May 23, 2012 / 6:26 PM / 7 years ago

Fed near limit on scope to help jobs: Kocherlakota

RAPID CITY, South Dakota (Reuters) - A rise in U.S. inflation over the past year suggests the Federal Reserve has little firepower left to boost employment, a top Fed official said on Wednesday.

The U.S. unemployment rate, at 8.1 percent, is still high by historical standards, and many economists say employment is still well below the maximum level the economy can handle before inflationary pressures are likely to build.

But the fact that inflation is running above the Fed’s 2-percent target means “our country’s current labor market performance is much closer to ‘maximum employment,’ given the tools available to the (Fed), than the post-World War Two U.S. data alone would suggest,” Minneapolis Fed President Narayana Kocherlakota told the Black Hills Knowledge Network here.

The comments were very similar to those Kocherlakota made two weeks ago in Minneapolis, where he said the Fed should probably begin to exit from its super-easy monetary policy in the next six to nine months.

The Fed has kept short-term interest rates near zero since December 2008 and last month reiterated its commitment to keep them there for the next two and half years.

Kocherlakota on Wednesday emphasized that while the Fed may be running out of steps to help employment, other policymakers still have tools at their disposal.

“Suppose that Congress and the president choose to reduce the payroll tax paid by employers,” Kocherlakota said. “Such a move would provide an additional incentive to employers to hire more workers (albeit at the cost of increasing the deficit), and increase employment and reduce unemployment.”

Kocherlakota said it’s at least possible that the erosion in the labor market may be “highly persistent” even with extremely easy monetary policy.
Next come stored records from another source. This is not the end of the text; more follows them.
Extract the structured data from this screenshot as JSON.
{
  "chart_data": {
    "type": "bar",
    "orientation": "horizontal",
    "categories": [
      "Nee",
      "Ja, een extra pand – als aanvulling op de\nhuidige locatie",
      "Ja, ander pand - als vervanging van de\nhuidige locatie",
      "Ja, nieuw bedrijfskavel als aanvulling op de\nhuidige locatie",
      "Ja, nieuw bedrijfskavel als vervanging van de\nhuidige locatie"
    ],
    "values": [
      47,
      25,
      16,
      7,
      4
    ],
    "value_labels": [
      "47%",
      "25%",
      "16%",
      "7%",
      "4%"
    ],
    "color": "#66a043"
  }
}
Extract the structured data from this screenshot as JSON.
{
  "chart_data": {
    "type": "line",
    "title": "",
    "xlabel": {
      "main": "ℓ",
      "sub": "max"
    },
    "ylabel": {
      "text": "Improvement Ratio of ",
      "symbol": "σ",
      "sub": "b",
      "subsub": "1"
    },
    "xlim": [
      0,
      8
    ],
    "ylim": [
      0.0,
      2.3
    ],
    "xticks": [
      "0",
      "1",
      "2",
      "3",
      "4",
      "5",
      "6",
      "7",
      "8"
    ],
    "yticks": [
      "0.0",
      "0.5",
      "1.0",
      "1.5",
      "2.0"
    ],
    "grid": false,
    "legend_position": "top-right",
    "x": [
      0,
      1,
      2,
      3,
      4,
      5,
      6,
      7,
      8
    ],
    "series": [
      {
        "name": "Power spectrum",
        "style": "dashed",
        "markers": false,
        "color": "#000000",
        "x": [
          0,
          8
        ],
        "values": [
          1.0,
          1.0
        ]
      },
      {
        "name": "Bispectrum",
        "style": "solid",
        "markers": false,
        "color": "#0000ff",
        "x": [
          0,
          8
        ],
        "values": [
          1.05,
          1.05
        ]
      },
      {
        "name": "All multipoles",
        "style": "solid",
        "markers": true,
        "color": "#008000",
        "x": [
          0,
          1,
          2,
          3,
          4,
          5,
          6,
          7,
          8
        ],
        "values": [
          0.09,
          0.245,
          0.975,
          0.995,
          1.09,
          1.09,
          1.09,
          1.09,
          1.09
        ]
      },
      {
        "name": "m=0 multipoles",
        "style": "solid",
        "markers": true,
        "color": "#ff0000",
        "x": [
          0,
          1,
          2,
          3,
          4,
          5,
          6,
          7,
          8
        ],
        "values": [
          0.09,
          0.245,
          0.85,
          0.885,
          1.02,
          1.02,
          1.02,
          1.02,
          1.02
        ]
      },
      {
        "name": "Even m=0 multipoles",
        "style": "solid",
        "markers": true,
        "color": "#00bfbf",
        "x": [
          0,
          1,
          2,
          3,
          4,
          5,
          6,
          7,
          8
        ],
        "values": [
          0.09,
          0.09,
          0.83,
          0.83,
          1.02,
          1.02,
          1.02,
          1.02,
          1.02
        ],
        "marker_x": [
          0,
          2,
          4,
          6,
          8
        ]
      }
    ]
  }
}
And “distinctly higher” inflation in 2011 versus 2010, he suggested, may force the Fed’s hand sooner than it now expects, he suggested, unless Congress takes steps like providing hiring subsidies that could boost jobs while reducing inflationary pressures.

“Such subsidies will increase the federal deficit, but they do have the power to increase ‘maximum employment’ for the (Fed),” Kocherlakota said.

If unemployment rises or inflation falls, there would be an argument to ease Fed policy even further, Kocherlakota said in answer to an audience question.

Those are possible outcomes if U.S. lawmakers allow a raft of tax breaks to expire on schedule at the end of the year, pushing the nation over a “fiscal cliff” in 2013, he said.

But, he added, “I don’t see that that is a policy choice that the Congress and President wind up making,” he said.

Kocherlakota also expressed confidence that lawmakers will fix the nation’s long-term fiscal deficits and pointed to the current high prices of U.S. Treasuries as evidence that investors are betting lawmakers will.